Social isolation is recognized as a social determinant of health with relevance to mortality, diseases, and mental health. How then is social isolation linked to depression? 

Loneliness vs Depression

Having limited to zero social interactions may cause feelings of loneliness. Loneliness is an emotional response to a sense of aloneness, real or perceived. Depression, on the other hand, is a mood disorder that causes a persistent feeling of sadness and loss of interest. 

How are they connected?

Persistent and prolonged loneliness due to social isolation may possibly lead to clinical depression.  Chronic isolation can lead to loss of zest for life and living. Furthermore, clinical depression may result in self-imposed social isolation. This then becomes a vicious cycle that makes an individual feel even more alone and utterly disconnected from his social circles.

High-Risk Groups

Older adults

The elderly have always been at risk of social isolation and depression even before the pandemic hit. This was made even worse because they are most susceptible to the adverse effects of the virus, hence, were literally forced into isolation since 2020.  

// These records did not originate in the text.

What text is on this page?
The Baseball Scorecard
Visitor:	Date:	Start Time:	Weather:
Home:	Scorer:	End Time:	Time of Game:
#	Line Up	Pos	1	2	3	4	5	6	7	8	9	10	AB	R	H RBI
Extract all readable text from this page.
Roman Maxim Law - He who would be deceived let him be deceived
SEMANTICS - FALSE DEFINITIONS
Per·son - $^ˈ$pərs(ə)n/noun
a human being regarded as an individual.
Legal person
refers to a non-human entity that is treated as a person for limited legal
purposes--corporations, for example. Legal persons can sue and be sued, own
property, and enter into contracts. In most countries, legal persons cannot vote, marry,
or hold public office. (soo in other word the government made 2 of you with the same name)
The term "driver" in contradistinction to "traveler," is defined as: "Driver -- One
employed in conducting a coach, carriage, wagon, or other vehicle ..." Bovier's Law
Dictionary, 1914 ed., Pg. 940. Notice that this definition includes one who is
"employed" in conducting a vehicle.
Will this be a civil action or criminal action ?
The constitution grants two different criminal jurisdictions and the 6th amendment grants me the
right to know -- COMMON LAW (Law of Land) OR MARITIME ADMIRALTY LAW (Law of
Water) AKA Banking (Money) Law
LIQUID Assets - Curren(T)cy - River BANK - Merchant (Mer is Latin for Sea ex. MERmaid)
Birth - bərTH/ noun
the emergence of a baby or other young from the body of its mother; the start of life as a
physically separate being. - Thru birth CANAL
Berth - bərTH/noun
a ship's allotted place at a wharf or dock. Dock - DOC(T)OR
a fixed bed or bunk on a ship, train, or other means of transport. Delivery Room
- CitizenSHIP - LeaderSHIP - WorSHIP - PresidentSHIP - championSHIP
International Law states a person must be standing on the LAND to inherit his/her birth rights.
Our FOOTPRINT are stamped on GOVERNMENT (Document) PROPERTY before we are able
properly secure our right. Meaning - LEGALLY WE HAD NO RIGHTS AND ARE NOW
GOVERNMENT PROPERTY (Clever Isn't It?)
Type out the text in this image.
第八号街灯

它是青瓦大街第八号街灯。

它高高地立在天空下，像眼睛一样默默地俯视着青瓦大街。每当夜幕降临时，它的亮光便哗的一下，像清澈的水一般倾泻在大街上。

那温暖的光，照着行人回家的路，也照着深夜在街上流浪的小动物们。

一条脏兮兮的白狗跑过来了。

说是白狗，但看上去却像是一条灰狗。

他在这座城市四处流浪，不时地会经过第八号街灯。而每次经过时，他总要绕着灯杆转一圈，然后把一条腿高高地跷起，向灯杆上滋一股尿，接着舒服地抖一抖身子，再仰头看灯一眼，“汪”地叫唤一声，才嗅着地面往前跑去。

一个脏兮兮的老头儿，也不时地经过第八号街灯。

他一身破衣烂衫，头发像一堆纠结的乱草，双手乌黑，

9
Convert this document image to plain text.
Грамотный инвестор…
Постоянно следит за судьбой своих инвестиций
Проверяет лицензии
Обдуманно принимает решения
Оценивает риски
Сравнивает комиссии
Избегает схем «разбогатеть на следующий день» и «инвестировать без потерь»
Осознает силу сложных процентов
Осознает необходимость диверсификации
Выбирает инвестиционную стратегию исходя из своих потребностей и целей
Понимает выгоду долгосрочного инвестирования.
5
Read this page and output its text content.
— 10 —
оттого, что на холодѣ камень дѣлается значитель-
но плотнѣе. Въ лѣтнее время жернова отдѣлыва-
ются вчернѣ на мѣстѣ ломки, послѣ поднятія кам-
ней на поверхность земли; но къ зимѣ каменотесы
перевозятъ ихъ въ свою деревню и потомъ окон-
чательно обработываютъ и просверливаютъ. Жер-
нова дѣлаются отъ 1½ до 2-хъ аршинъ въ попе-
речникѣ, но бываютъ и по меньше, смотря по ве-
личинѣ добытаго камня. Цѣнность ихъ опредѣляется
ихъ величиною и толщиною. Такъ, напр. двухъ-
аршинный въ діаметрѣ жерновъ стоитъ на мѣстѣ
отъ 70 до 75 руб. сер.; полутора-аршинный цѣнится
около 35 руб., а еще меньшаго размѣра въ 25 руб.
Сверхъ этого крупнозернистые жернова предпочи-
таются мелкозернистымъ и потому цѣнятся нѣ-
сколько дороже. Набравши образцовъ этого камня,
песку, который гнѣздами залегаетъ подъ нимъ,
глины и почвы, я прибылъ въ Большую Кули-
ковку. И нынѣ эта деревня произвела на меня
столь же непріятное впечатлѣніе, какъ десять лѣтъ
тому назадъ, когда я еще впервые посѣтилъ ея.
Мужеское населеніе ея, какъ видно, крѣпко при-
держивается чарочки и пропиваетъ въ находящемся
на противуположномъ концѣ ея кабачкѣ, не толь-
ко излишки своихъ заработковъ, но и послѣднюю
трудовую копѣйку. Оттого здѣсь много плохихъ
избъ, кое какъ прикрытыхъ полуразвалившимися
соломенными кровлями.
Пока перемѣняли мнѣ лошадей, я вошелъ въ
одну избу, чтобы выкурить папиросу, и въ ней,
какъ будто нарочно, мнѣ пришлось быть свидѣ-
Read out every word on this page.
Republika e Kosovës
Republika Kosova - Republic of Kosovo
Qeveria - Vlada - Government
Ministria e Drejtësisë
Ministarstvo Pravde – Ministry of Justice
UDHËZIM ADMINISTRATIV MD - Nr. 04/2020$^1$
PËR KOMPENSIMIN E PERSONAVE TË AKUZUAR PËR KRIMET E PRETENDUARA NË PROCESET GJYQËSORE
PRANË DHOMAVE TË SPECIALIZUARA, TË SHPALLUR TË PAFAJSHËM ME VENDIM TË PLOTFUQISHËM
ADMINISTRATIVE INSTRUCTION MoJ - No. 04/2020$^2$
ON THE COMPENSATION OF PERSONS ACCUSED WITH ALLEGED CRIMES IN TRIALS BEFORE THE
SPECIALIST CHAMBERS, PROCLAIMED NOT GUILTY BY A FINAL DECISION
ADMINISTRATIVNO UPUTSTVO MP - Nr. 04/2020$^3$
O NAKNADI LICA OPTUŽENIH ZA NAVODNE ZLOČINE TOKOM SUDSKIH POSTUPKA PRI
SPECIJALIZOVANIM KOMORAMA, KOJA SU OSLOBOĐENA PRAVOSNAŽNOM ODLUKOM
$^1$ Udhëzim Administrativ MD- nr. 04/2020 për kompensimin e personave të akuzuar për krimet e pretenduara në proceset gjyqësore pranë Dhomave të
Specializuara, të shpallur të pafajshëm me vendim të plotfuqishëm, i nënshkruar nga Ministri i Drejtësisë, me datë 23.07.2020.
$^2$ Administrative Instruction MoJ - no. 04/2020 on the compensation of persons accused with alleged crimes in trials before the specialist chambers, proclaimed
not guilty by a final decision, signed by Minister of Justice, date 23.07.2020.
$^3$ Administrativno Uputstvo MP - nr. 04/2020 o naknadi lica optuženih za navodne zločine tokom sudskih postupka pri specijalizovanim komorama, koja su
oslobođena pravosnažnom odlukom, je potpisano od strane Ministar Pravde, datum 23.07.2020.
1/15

Studies say that in the USA, 40% of older adults feel lonely, and at least 5.7% have depression. 

Teens and minors

According to studies, 80% of 18 years old and below have reported feeling lonely or socially isolated. About 20% of teens experience depression before they reach adulthood. 

Although social media is prevalent, the lack of depth in the youth’s interaction these days may increase their sense of loneliness. They may be virtually or digitally connected, but they may not feel socially connected.


Whilst we are not yet completely free from the virus that separates us physically, we can find ways to feel less isolated. Reach out to friends and family using technology. Find ways to communicate with depth and meaning. Join groups that share your values and interests and become a part of a community. 

Feeling connected and having a sense of belongingness can certainly help you from feeling isolated and depressed.